30.7.20

Hepatite. Migrantes têm dificuldades acrescidas no acesso ao diagnóstico e tratamento

Francisco de Almeida Fernandes, in Expresso

Projetos Expresso. Barreiras linguísticas, legais e económicas separam, muitas vezes, um doente infetado do acompanhamento médico que pode trazer a cura. Apesar de existirem hospitais que contornam a lei e organizações não governamentais que tentam facilitar processos de legalização, as dificuldades são muitas. Este foi um dos temas abordados no debate dedicado ao Dia Mundial de Combate à Hepatite, promovido pelo Expresso com a Gilead, esta terça-feira (28 de julho)

“Assegurar o acesso dos cidadãos migrantes à saúde” deve ser o “dever de uma sociedade solidária em tempos de crise”. A frase é de Eduardo Cabrita, ministro da Administração Interna, que falava ao jornal Público, em março, a propósito da medida anunciada pelo Governo para a legalização de todos os estrangeiros em situação irregular em Portugal. O objetivo era permitir que qualquer pessoa, independentemente da sua situação, pudesse receber cuidados de saúde se deles precisasse, de forma a fortalecer o combate à pandemia. Contudo, a ausência de um número de utente continua a ser, para muitos migrantes, um entrave ao diagnóstico e ao tratamento de infeções causadas pelos vírus das hepatites.

Quebrar as barreiras linguísticas, económicas e sobretudo legais é um dos grandes objetivos do projeto GAT’Afrik, do Grupo de Ativistas em Tratamentos (GAT). Edna Tavares explica que “o nosso papel é acompanhar e dar seguimento” aos processos de legalização de migrantes com origem em África, embora realce que este apoio está disponível à população em geral. A responsável pelo programa diz que “são raros os dias em que não nos chegam pessoas que foram ao centro de saúde e que viram a sua inscrição recusada por não terem título de residência” - documento cuja emissão, via Serviço de Estrangeiros e Fronteiras (SEF), é demorada. Sem este procedimento burocrático concluído, estrangeiros a viver em Portugal não conseguem aceder ao Serviço Nacional de Saúde (SNS) e beneficiar das condições a que tem direito qualquer cidadão português.

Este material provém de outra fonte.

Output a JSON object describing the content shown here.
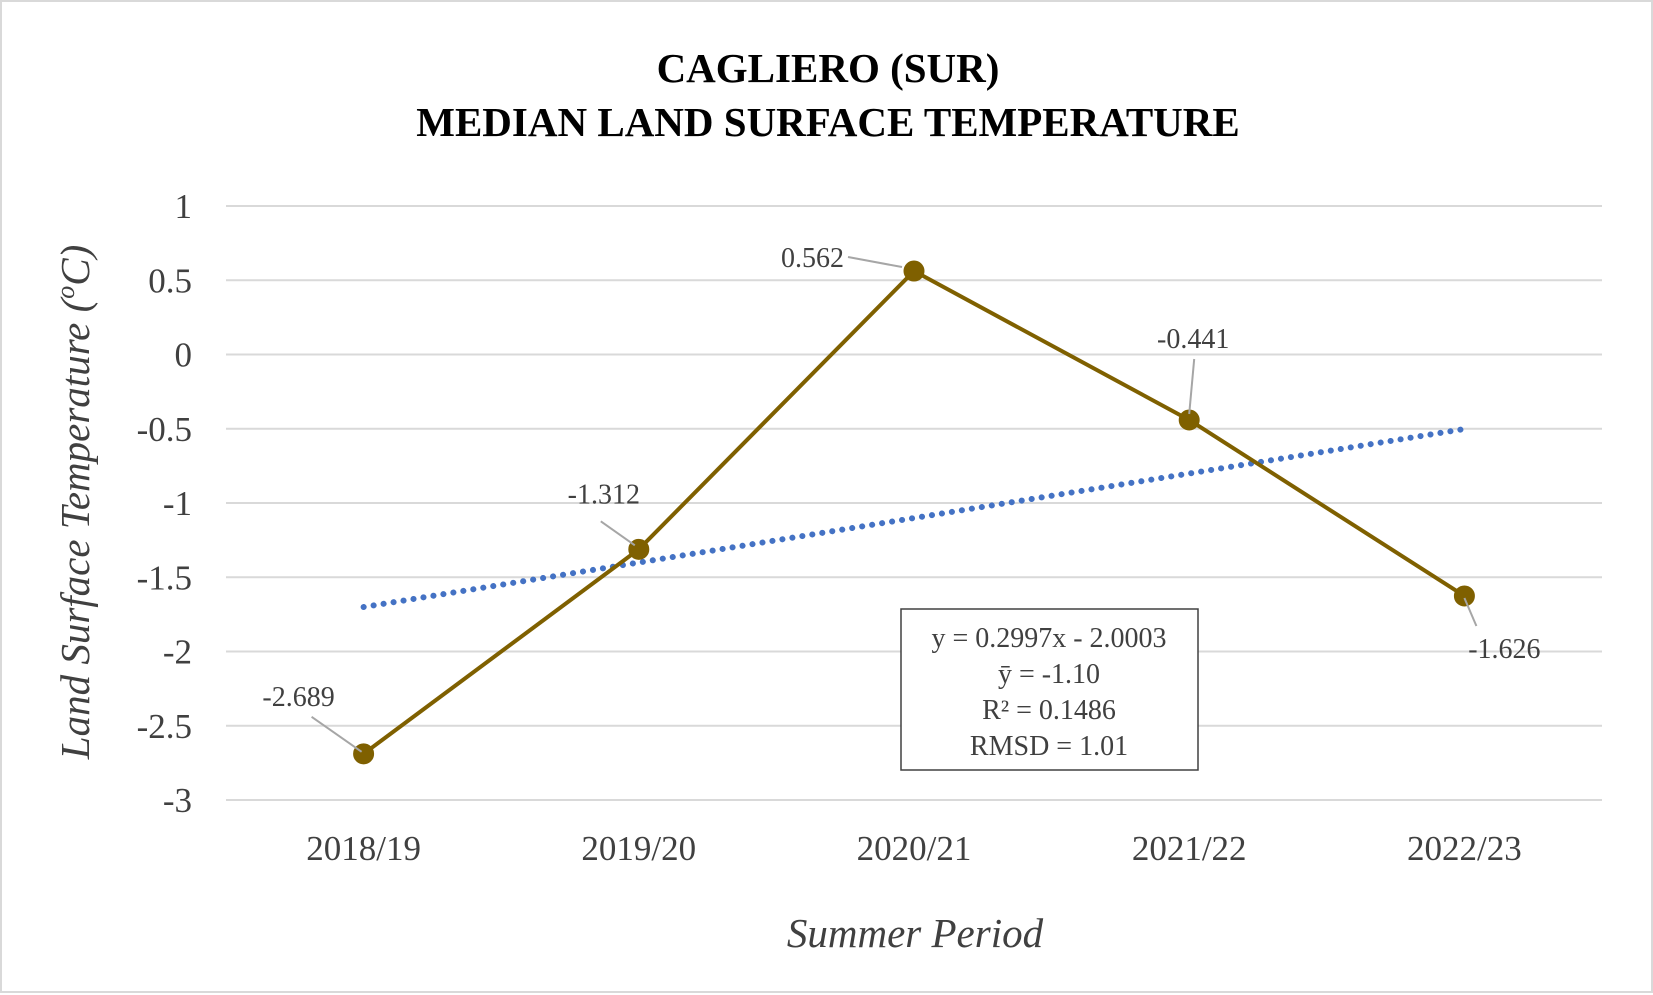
{
  "chart_data": {
    "type": "line",
    "title_lines": [
      "CAGLIERO (SUR)",
      "MEDIAN LAND SURFACE TEMPERATURE"
    ],
    "xlabel": "Summer Period",
    "ylabel": "Land Surface Temperature (",
    "ylabel_sup": "o",
    "ylabel_tail": "C)",
    "categories": [
      "2018/19",
      "2019/20",
      "2020/21",
      "2021/22",
      "2022/23"
    ],
    "series": [
      {
        "values": [
          -2.689,
          -1.312,
          0.562,
          -0.441,
          -1.626
        ],
        "labels": [
          "-2.689",
          "-1.312",
          "0.562",
          "-0.441",
          "-1.626"
        ],
        "color": "#7f6000",
        "marker": "circle"
      }
    ],
    "trendline": {
      "type": "linear",
      "slope": 0.2997,
      "intercept": -2.0003,
      "color": "#4472c4",
      "style": "dotted"
    },
    "stats_box": [
      "y = 0.2997x - 2.0003",
      "ȳ = -1.10",
      "R² = 0.1486",
      "RMSD = 1.01"
    ],
    "ylim": [
      -3,
      1
    ],
    "yticks": [
      1,
      0.5,
      0,
      -0.5,
      -1,
      -1.5,
      -2,
      -2.5,
      -3
    ],
    "ytick_labels": [
      "1",
      "0.5",
      "0",
      "-0.5",
      "-1",
      "-1.5",
      "-2",
      "-2.5",
      "-3"
    ],
    "grid": true,
    "legend": "none"
  }
}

‘Ana’, de 59 anos, é natural de São Tomé e Príncipe e está em Portugal há dois anos. Veio com diagnóstico associado a níveis elevados de colesterol, mas foi quando procurou o GAT para conseguir ajuda no processo de legalização que descobriu a infeção com o vírus da hepatite C (VHC). “Quando a Ana nos pediu ajuda, fizemos uma proposta de rastreio e percebemos que estava infetada”, conta Edna Tavares, detalhando que o GAT assegurou a ligação com o SEF e conseguiu dar a Ana acesso ao SNS. “Ajudaram-me a conseguir o documento e as consultas”, atesta a são-tomense. Desde fevereiro, Ana já pôde iniciar e concluir o tratamento para a hepatite C.

A coordenadora do GAT’Afrik explica que a organização não-governamental ajuda “com despesas relacionadas com a medicação, o transporte e refeição durante o acompanhamento”, procurando eliminar as barreiras que possam existir entre o doente e o tratamento. José Poças, que participou no debate dedicado ao Dia Mundial de Combate à Hepatite - organizado na passada terça-feira pelo Expresso com a Gilead - descreve o processo burocrático de legalização como um “verdadeiro calvário para as pessoas”. “Um imigrante que estivesse a fazer tratamento no seu país e queira continuá-lo aqui, se fizer as coisas como é obrigado a fazer, aquela pessoa vai interromper o tratamento até obter um título de residência”, partilha o diretor do Serviço de Infeciologia do Centro Hospitalar de Setúbal. Por isso, garante, comete “esta pequena ilegalidade” e dá seguimento à inscrição do doente porque, sublinha, o importante é “tratar, acompanhar e se possível erradicar” as hepatites virais.

Para que Portugal consiga cumprir o objetivo de eliminar as hepatites até 2030, José Poças não tem dúvidas de que é importante olhar para as populações de migrantes – em especial com origem na África Subsariana, Ásia ou Europa do Leste, onde a prevalência da doença é maior – e adotar uma política que permita “chegar às bolsas de doentes ocultos”. Organizações como GAT têm vindo a facilitar a identificação de doentes, em particular dos grupos mais vulneráveis, através do rastreio. Desde 2016, a instituição testou mais de 20 mil pessoas para as hepatites B e C, entre as quais 500 acusaram positivo. Luís Mendão, presidente do GAT, reconhece que “não é suficiente”, mas reforça que “é um grande esforço para uma ONG com poucos fundos conseguir fazer todo este trabalho”. “Os cuidados primários de saúde devem dar acesso aos rastreios” a todas as pessoas, remata o ativista.